Read binary file using struct created in C++

Asked

Viewed 146 times

0

Good afternoon to all,

I would like to read a binary file created in C++ using the following structure:

struct STRUCT_MOB
{
    char           MobName[NAME_LENGTH];      // The name of the mob // 0 - 15
    char           Clan;          // The clan the mob belongs to // 16
    unsigned char  Merchant;      // The mob's merchant ID // 17
    unsigned short Guild;         // The ID of the guild the mob belongs to // 18 - 19
    unsigned char  Class;         // The mobs class // 20
    unsigned short Rsv; // 21 - 22
    unsigned char  Quest; // 23

    int            Coin;          // The ammount of coins the mob has // 24 - 27

    long long      Exp;           // The ammount of experience the mob has to level up // 28 - 35

    short          SPX;          // The Y position saved by the stellar gem, to teleport the mob there when using warp scroll // 36 - 37
    short          SPY;          // The Y position saved by the stellar gem, to teleport the mob there when using warp scroll // 38 - 39

    STRUCT_SCORE   BaseScore;    // The base score of the mob // 40 - 87
    STRUCT_SCORE   CurrentScore; // The score the mob actually has // 88 - 135

    STRUCT_ITEM    Equip[MAX_EQUIP];     // The items the mob is wearing // 136 - 263
    STRUCT_ITEM    Carry[MAX_CARRY];     // The items the mob is carrying // 264 - 775

    long LearnedSkill; // The skills the mob learned, divided into four categories (00 _ 00 _ 00 _ 00) // 776 - 779

    unsigned int Magic; // 780 - 783

    unsigned short ScoreBonus;   // The points the mob can use to increase score (Str, Int, Dex, Con) // 784 - 785
    unsigned short SpecialBonus; // The points the mob can use to increase special, to increase effect of learned skills (score->Special[4]) // 786 - 787
    unsigned short SkillBonus;   // The points the mob can use to buy skills // 788 - 789

    unsigned char  Critical;     // The chance the mob has to deliver critical hits // 790
    unsigned char  SaveMana;     // Uknown use, nomenclature of variable is correct to all current standards // 791

    unsigned char  SkillBar[4];  // The skills saved on the first 4 slots of the skill bar // 792 - 795

    unsigned char  GuildLevel;   // The mob's guuld level, used to define if it's a guild member or leader // 796

    unsigned short  RegenHP;         // UNK // 797 - 798
    unsigned short  RegenMP;         // UNK // 799 - 800

    unsigned char  Resist[4];    // The mob's resistencies, to fire / ice / thunder / magic // 801 - 804 // 805

};

Based on this struct, how would read such a binary file in python? I saw something using unpack, but I couldn’t find a way to define the struct of the file for reading, as done in C++.

1 answer

1


Struct in C or C++ defines the fields of your data object, and for each field, not only the name, but the exact type of data - and therefore its size in bytes. If the code writes the structure as it is in the memory on the disk, you will have that sequence of bytes on the disk.
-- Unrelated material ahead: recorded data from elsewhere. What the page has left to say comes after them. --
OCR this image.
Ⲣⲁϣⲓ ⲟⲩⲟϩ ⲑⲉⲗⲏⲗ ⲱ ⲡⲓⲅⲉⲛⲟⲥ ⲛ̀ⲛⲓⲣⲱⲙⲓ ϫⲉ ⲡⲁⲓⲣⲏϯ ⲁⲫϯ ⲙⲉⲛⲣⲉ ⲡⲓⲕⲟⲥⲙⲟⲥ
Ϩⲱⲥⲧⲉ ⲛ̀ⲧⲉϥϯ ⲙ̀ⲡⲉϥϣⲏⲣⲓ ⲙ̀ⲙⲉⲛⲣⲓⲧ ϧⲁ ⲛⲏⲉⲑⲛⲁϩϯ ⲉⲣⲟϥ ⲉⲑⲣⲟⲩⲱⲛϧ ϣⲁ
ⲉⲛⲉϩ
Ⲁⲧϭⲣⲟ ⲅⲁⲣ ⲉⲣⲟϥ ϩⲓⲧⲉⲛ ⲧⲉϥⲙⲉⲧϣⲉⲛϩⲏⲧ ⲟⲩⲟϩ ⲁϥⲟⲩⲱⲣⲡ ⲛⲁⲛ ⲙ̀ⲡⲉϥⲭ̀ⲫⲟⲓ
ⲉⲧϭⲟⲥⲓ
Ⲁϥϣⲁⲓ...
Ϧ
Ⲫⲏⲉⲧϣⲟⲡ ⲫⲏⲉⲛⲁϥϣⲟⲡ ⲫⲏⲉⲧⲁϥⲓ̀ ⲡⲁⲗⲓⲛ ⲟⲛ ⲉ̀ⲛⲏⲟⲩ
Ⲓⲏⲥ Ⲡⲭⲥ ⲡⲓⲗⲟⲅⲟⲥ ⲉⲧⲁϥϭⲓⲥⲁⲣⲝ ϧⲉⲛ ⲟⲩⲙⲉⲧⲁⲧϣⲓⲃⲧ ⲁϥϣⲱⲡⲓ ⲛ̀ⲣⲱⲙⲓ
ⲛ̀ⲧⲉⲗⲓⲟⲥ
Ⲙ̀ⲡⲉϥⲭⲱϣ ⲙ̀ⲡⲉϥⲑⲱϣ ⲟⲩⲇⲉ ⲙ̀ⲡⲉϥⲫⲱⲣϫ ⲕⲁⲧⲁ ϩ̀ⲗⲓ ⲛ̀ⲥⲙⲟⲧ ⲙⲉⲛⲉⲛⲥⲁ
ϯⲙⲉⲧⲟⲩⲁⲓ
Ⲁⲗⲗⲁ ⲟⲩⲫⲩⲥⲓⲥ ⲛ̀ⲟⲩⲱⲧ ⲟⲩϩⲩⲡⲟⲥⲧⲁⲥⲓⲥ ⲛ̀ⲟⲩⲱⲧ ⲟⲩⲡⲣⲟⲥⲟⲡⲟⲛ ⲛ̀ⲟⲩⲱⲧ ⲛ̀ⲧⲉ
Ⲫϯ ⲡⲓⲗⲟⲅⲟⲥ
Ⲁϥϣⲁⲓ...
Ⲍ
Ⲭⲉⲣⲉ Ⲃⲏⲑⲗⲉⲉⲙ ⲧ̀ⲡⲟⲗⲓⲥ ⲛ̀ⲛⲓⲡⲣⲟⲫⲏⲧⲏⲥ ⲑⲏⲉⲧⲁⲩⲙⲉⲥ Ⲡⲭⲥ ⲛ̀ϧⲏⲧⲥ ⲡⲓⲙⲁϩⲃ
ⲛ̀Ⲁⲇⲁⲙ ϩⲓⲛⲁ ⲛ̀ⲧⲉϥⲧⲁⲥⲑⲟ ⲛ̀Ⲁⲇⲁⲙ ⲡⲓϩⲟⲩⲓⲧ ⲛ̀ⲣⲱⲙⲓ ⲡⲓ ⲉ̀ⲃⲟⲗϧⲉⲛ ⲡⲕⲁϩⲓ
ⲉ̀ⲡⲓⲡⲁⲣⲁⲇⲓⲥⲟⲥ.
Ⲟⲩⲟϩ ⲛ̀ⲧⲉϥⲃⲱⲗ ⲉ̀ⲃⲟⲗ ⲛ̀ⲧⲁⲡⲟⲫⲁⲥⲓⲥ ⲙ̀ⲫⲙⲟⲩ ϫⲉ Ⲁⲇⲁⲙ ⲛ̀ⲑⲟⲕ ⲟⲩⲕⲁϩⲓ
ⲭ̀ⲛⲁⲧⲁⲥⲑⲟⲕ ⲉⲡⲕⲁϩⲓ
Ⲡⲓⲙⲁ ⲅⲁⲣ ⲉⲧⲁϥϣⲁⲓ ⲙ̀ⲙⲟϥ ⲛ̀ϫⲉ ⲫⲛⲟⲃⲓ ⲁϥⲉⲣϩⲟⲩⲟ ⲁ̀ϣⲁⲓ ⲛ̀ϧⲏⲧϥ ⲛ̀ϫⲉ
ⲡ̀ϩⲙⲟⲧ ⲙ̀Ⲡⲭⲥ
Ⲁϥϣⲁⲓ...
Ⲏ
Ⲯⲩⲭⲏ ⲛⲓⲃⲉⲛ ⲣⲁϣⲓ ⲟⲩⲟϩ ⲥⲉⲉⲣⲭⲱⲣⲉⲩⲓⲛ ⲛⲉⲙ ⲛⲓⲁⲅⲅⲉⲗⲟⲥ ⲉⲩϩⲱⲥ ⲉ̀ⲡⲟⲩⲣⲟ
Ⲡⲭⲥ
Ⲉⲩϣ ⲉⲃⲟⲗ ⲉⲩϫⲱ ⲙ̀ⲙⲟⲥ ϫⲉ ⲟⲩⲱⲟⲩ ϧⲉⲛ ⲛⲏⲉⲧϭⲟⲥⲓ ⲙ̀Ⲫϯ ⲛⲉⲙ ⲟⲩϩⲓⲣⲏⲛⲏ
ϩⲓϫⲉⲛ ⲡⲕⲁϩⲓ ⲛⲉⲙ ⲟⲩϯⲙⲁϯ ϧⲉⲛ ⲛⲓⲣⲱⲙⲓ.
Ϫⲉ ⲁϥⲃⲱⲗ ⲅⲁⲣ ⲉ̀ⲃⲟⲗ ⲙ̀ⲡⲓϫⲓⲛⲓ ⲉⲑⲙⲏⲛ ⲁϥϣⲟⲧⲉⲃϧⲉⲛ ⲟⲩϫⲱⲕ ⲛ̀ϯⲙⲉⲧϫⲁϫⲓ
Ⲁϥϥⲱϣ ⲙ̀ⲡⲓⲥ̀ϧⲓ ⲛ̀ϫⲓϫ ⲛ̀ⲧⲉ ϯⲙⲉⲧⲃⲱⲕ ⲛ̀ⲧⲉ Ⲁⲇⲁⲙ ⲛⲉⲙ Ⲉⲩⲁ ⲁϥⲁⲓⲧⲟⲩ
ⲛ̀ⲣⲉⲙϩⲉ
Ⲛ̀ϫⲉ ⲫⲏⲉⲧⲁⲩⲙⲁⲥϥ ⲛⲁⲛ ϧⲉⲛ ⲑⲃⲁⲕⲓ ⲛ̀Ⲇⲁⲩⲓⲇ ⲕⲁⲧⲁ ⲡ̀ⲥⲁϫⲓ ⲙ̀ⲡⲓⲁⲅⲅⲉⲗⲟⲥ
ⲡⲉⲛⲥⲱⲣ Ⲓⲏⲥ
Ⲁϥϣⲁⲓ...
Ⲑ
If it is a structure with pointers to other structures, or even to text strings (char *) that would be at other points in memory, recording and recovering that from disk becomes a big task alone. But, the question, has in fact all the "local" data in a single piece of memory. However, it has other structs used internally (STRUCT_SCORE and STRUCT_ITEM), as well as sequences of declared size with a name (NAME_LENGTH, MAX_EQUIP and MAX_CARRY)

Well, when you read a file with these Python structures, or any other language, you get back a set of bytes. Know how to "see" within these bytes and know which one corresponds to which field of the original has to be programmed.

In short - to read this in Python you will have to redeclarate the structure, and all nested structures, in the Python code - there’s no escape, and possibly some little code around to make access to the fields easier. (for example, the last field that is unsigned char Resist[4]; - for it to be read and written as 4 characters in Python you will need some transformations

**Before continuing ** depending on your goal, maybe moving the structure back and forth in binary isn’t the simplest thing to do. You might consider having a C library that records struct as "json," for example, in this case, reading in Python and several other languages becomes simpler. There are also other data exchange protocols that allow Voce to declare the data structure once and use in various languages - Google protobuffers and Cap'n'proto are two examples.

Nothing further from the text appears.